Write once, run everywhere -- no kidding
Primed for business, Oracle 10g AS Release 2 frees Java apps from traditional server binds
The application walked its way from JSP to a secure portal and Web services. XSLT (XSL Transformation), which is integrated into JDeveloper as well as the run time, translated my partners’ native data representation to mine. A partner submits an order by calling into a Web service on my servers. This kicks off a business process that checks inventory level, tests to see if the customer’s account is in good order, sends the order to the warehouse, and notifies the partner. An associated BAM rule alerts me if I’m at risk of running out of stock. Moving from stage to stage wasn’t as easy as flipping switches or dragging rectangles around in a GUI, but I was constantly surprised by how little Java server knowledge -- or even Java knowledge -- was required to incorporate advanced features.

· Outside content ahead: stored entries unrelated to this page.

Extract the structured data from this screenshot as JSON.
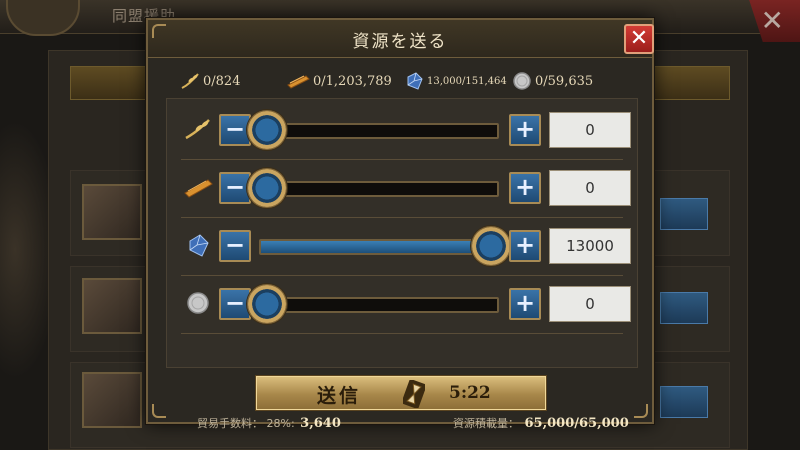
{
  "background": {
    "title": "同盟援助"
  },
  "dialog": {
    "title": "資源を送る",
    "close_symbol": "✕"
  },
  "resources": [
    {
      "icon": "wheat-icon",
      "label": "0/824"
    },
    {
      "icon": "wood-plank-icon",
      "label": "0/1,203,789"
    },
    {
      "icon": "blue-crystal-icon",
      "label": "13,000/151,464"
    },
    {
      "icon": "silver-coin-icon",
      "label": "0/59,635"
    }
  ],
  "sliders": [
    {
      "icon": "wheat-icon",
      "value": "0",
      "fraction": 0.0
    },
    {
      "icon": "wood-plank-icon",
      "value": "0",
      "fraction": 0.0
    },
    {
      "icon": "blue-crystal-icon",
      "value": "13000",
      "fraction": 1.0
    },
    {
      "icon": "silver-coin-icon",
      "value": "0",
      "fraction": 0.0
    }
  ],
  "buttons": {
    "minus": "−",
    "plus": "+"
  },
  "fee": {
    "label": "貿易手数料：",
    "rate": "28%:",
    "amount": "3,640"
  },
  "capacity": {
    "label": "資源積載量：",
    "value": "65,000/65,000"
  },
  "send": {
    "label": "送信",
    "time": "5:22"
  },
  "colors": {
    "accent_gold": "#caa560",
    "button_blue": "#2f6596",
    "close_red": "#c0302a"
  }
}
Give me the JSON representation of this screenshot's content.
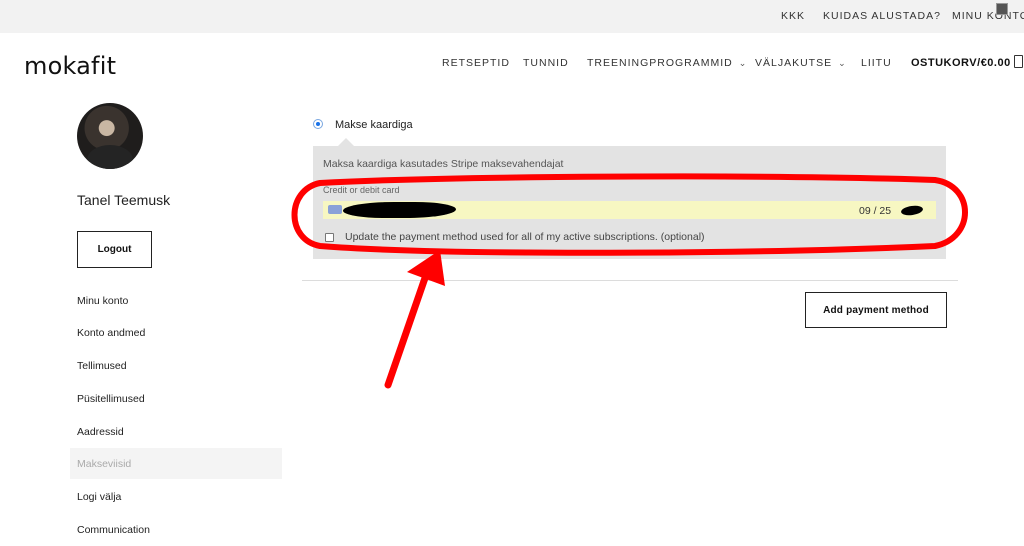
{
  "topbar": {
    "links": [
      "KKK",
      "KUIDAS ALUSTADA?",
      "MINU KONTO"
    ]
  },
  "header": {
    "logo": "mokafit",
    "nav": [
      {
        "label": "RETSEPTID",
        "has_dropdown": false
      },
      {
        "label": "TUNNID",
        "has_dropdown": false
      },
      {
        "label": "TREENINGPROGRAMMID",
        "has_dropdown": true
      },
      {
        "label": "VÄLJAKUTSE",
        "has_dropdown": true
      },
      {
        "label": "LIITU",
        "has_dropdown": false
      }
    ],
    "cart_label": "OSTUKORV/€0.00"
  },
  "sidebar": {
    "user_name": "Tanel Teemusk",
    "logout_label": "Logout",
    "menu": [
      {
        "label": "Minu konto",
        "active": false
      },
      {
        "label": "Konto andmed",
        "active": false
      },
      {
        "label": "Tellimused",
        "active": false
      },
      {
        "label": "Püsitellimused",
        "active": false
      },
      {
        "label": "Aadressid",
        "active": false
      },
      {
        "label": "Makseviisid",
        "active": true
      },
      {
        "label": "Logi välja",
        "active": false
      },
      {
        "label": "Communication",
        "active": false
      }
    ]
  },
  "payment": {
    "method_label": "Makse kaardiga",
    "description": "Maksa kaardiga kasutades Stripe maksevahendajat",
    "card_label": "Credit or debit card",
    "card_expiry": "09 / 25",
    "update_all_label": "Update the payment method used for all of my active subscriptions. (optional)",
    "add_button": "Add payment method"
  },
  "colors": {
    "annotation_red": "#ff0000",
    "card_field_bg": "#f7f7c2",
    "panel_bg": "#e3e3e3",
    "radio_blue": "#1a73e8"
  }
}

There’s one facility in AS 10g Release 2 that ties things together: No action of consequence goes unnoticed or is obscured from your sight. AS 10g’s instrumentation visibility reaches down closer to the metal than I’ve seen in other app servers. This is a tremendous aid to debugging and performance profiling, but the instrumentation is part of an invisibly integrated whole that combines AS 10g’s deep knowledge of its inner workings with derived knowledge of the architecture and structure of your application to build the potential for new breeds of Java server applications. And if you value freedom more than tight integration and polished functionality, Oracle lets you have your way and even helps you jump ship, if that’s your choice.
The myth of “write once, run anywhere” has been turned on its head. With AS 10g Release 2, Oracle has delivered on that age-old promise as well as a software giant can.